The current South Hall Merchants, their monthly rent, and the amount which DGS has said is owed the city for the 21 months covered by the audit period between October 1, 1010 and June 30, 2012, is as follows:

1. Blue Iris Flowers                                                           $672.80           $14,128.50

2. Bowers Fancy Dairy Products                                $716.10           $15,038.10

3. Calomiris Fruits & Vegetables                                $1411.20         $29635.20

4. Canales Delicatessen                                                  $1310.40         $27,518.40

5. Canales Quality Meats                                               $724.50           $15,214.50

6. Capitol Hill Poultry & Park Produce                  $1413.30         $29,679.30

7. Eastern Market Grocery                                          $659.40           $13,847.40

8. Eastern Market Pottery                                           $806.00           $16,926.00

9. Fine Sweet Shop                                                          $1638.00         $34,398.00

10. Market Lunch                                                            $2883.30         $60,549.30

11. Market Poultry                                                          $850.50           $17,860.50

12. Southern Maryland Seafood                               $2306.40        $48,434.40

13. Union Meat                                                                  $2137.80         $44,893.80

14. National Capitol Bank ATM                                 $875.00           $18,375.00

The auditor, deferring to DGS’ judgment regarding the collectability of the outstanding rents, recommends only that merchants be assessed some $3,500 in unpaid late fees.  The audit also found a lack of complete records of events in North Hall during the audit period, as well as incomplete records for outside vending.

In a written response to the report, dated July 11, 2014, DGS Director Brian Hanlon addressed its recommendations, agreeing to execute “best efforts” to enter into new lease agreements after a market rent appraisal, but warned, “It is not clear that sales volume for Eastern Market South Hall merchants can support market rents.”  Hanlon also agreed to send collection letters to merchants by August 30 regarding payment of late fees – under threat of enforcement of collection of the double rent provision.  Hanlon noted regarding two other recommendations – a standard contract for rental of North Hall and monthly accounting provisions – that remedies have already been put into effect.

If Hanlon’s speculation about the low sales volume for South Hall merchants is borne out, it would not augur well for Eastern Market’s future unless​ radical changes​ are made to the composition of vendors and/or marketing​.

​Along those lines, in ​May of this year the South Hall merchants floated a plan to open 7th Street to parking on weekends to boost business, saying that current market policies were “strangling” them.  The move would have displaced 34 outside weekend vendors, ​who ​responded with opposition to the proposal. See CHC post from May 4, here:

Eastern Market Community Advisory Committee (EMCAC) board member Chuck Burger is spearheading an effort within EMCAC and the local business community to develop a marketing plan for Eastern Market.  It is unclear what the status of the plan is.
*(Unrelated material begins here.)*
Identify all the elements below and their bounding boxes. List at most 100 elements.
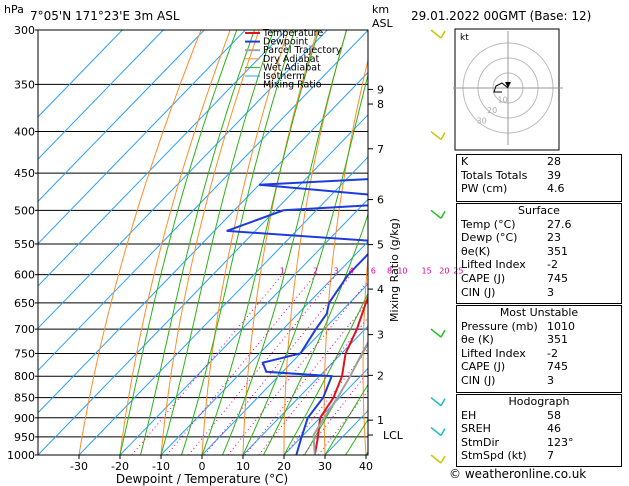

EMCAC met Wednesday night, but though the Auditor’s report had been released that day, the matter was not brought up, either in the Market Manager’s report, or by any member of the Committee.  EMCAC serves as an advisory board regarding market operations.  Legislation to restructure the Eastern Market governing board to provide decision making management authority proposed by Councilmember Tommy Wells last year, fell victim to opposition by Mayor Gray, and despite rumors to the contrary was not revived last January.